Nepal’in hikâyesi
Hafta başından beri dünyanın gözü Nepal’de. İzin günlerim ama ben de oldum olası meraklısıyımdır Nepal’in, biraz da o yüzden gözümü oraya çevirdim, izliyorum.
Hikâye yine sokaklarda yazılıyor. Avrupa’da da Asya’da da… Belki sokaklardakilerin yaş ortalaması farklı ama sokaklar baş kahramanı hikâyelerin.
Artık Nepal’e bakıp nereden çıktı bu Z-Kuşağı diyen yok. Onlara ilişkin ezberler bozulalı epey oldu.
Hiçbir şey birden olmuyor ve toplumları kontrol altında tutmak için baskı da bir yere kadar işe yarıyor. O yer neresiyse işte, orada korku duvarları yıkılıyor, sabır taşları çatlıyor, kemiğe dayanmış bıçaklar çekilip korkunun üstüne yürünüyor.
Pazartesi sabahı, çoğu üniversite ve hatta lise öğrencisi Nepalli, pankartlarla Katmandu’nun merkezi Maitighar meydanına geldiler. Festival havasında; müzik, şarkılar ve sloganlarla… Öğleden sonra hava değişti. Bir polis barikatı aşıldı, Parlamento’ya yönelindi, barışçıl başlayan yürüyüş şiddete dönüştü. Eylemin düzenleyicilerinden Hami Nepal, ölümler olunca katılımcılara evlerine dönmeleri çağrısı yaptı, Parlamento’yu basanların kendileriyle ilişkisi olmadığını, radikal grupların mitinge sızmış olabileceğini ima etti. Ancak protestolar artık kontrol edilemeyecek kadar büyümüştü.
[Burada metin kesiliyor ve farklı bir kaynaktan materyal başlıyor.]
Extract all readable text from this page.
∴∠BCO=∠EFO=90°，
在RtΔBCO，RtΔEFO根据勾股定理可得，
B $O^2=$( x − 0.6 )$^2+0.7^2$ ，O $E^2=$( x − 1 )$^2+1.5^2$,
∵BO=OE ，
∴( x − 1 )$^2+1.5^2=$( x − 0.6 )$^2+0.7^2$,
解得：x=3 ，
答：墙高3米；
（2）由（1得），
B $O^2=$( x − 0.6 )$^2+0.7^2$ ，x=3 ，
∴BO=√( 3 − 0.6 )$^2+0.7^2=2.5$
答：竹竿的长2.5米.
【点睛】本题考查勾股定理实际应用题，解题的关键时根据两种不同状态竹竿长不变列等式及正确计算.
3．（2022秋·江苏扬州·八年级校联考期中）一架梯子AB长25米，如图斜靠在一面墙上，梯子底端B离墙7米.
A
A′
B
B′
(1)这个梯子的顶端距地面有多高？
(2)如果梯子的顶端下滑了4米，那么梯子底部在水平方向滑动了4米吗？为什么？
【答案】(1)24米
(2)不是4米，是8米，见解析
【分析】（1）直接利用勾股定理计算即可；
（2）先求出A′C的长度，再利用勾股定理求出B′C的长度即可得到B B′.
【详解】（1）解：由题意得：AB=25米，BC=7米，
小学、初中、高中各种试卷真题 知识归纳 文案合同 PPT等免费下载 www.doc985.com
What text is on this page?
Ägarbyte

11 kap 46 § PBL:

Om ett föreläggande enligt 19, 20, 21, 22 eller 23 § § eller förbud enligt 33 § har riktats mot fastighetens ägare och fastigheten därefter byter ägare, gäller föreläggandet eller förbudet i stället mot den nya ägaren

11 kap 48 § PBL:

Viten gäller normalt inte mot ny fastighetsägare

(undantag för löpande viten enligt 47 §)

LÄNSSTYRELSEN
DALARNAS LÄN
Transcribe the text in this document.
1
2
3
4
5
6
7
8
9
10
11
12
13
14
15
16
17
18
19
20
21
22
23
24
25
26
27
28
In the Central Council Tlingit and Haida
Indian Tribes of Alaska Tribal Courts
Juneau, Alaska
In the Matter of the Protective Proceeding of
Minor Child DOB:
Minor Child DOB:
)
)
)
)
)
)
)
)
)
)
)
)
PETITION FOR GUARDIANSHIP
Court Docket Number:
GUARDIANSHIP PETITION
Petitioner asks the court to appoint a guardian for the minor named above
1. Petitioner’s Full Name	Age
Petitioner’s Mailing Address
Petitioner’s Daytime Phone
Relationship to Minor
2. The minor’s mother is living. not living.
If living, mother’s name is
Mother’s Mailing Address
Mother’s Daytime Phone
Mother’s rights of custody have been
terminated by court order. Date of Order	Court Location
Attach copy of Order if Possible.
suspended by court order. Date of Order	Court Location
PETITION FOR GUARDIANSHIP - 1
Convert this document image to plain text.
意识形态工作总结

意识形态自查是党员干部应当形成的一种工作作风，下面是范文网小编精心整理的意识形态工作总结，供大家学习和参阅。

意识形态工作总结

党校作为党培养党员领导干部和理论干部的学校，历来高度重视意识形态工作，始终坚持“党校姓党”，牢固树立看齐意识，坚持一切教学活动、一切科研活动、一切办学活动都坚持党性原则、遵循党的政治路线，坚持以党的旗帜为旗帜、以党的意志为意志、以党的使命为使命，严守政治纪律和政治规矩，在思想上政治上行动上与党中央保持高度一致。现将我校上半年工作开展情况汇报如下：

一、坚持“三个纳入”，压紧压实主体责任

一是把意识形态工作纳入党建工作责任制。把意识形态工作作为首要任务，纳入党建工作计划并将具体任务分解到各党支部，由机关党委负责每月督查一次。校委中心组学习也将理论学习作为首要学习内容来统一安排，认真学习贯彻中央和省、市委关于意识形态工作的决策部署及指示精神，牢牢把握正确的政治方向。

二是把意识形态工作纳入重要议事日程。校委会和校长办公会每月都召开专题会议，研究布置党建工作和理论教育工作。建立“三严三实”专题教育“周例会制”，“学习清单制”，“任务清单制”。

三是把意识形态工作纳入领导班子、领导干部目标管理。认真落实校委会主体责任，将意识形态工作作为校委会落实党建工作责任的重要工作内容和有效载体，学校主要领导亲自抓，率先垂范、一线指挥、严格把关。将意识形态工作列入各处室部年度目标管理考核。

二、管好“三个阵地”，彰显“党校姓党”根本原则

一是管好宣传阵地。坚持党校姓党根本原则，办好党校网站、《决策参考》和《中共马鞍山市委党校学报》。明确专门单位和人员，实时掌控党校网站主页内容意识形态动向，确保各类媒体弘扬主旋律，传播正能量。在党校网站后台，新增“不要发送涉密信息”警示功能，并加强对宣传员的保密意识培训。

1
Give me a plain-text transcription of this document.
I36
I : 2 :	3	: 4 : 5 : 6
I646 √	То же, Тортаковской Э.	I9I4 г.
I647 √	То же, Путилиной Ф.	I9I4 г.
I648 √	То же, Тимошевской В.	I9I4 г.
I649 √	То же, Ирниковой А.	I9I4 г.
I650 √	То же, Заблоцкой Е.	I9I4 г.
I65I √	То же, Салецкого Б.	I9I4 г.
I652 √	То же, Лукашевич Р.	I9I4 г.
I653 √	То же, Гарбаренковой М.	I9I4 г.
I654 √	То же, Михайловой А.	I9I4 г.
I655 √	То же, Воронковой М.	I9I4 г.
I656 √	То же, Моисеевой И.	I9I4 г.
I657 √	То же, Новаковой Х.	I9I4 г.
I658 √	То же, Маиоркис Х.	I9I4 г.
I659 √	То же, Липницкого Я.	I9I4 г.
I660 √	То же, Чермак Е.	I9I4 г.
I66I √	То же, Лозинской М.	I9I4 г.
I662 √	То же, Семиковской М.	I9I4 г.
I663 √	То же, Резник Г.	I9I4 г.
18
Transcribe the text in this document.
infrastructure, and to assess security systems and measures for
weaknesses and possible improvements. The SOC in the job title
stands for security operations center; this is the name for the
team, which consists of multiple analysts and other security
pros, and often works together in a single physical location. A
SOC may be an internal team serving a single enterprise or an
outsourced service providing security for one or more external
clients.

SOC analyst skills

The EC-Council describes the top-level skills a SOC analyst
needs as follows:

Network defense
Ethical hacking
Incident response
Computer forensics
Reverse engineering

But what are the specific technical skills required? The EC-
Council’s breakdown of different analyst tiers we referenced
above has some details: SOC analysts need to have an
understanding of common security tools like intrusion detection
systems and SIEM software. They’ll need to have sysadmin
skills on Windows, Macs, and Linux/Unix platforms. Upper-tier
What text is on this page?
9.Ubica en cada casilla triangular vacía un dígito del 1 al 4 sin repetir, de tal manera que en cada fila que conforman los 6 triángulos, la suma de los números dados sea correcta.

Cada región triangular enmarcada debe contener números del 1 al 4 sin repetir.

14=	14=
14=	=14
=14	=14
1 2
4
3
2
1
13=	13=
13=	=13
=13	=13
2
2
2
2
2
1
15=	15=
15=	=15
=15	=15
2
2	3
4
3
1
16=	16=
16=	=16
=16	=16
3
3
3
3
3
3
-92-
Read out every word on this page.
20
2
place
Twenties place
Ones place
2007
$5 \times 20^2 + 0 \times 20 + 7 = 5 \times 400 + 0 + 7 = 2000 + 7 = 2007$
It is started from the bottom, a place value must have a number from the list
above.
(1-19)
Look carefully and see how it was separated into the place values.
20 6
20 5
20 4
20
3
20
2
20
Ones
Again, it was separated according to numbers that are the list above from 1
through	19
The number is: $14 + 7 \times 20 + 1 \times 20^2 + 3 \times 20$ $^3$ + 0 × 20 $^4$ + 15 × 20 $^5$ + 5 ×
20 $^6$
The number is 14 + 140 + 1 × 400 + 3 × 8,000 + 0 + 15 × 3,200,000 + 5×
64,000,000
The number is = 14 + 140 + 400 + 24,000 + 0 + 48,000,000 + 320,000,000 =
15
Z-Kuşağı olarak “örgütlenen” Nepalli gençlerin 8 Eylül’de 30 kişinin öldüğü, 1000 kadarının da yaralandığı şiddetle de bastırılamayan isyanlarını başlatan ve bardağı taşıran son damla hükümetin soysal medya platformlarını yasaklamasıydı.
Ama o damladan önce biriken damlalar da var: Yoksulluk, yolsuzluk, kayırmacılık, işsizlik.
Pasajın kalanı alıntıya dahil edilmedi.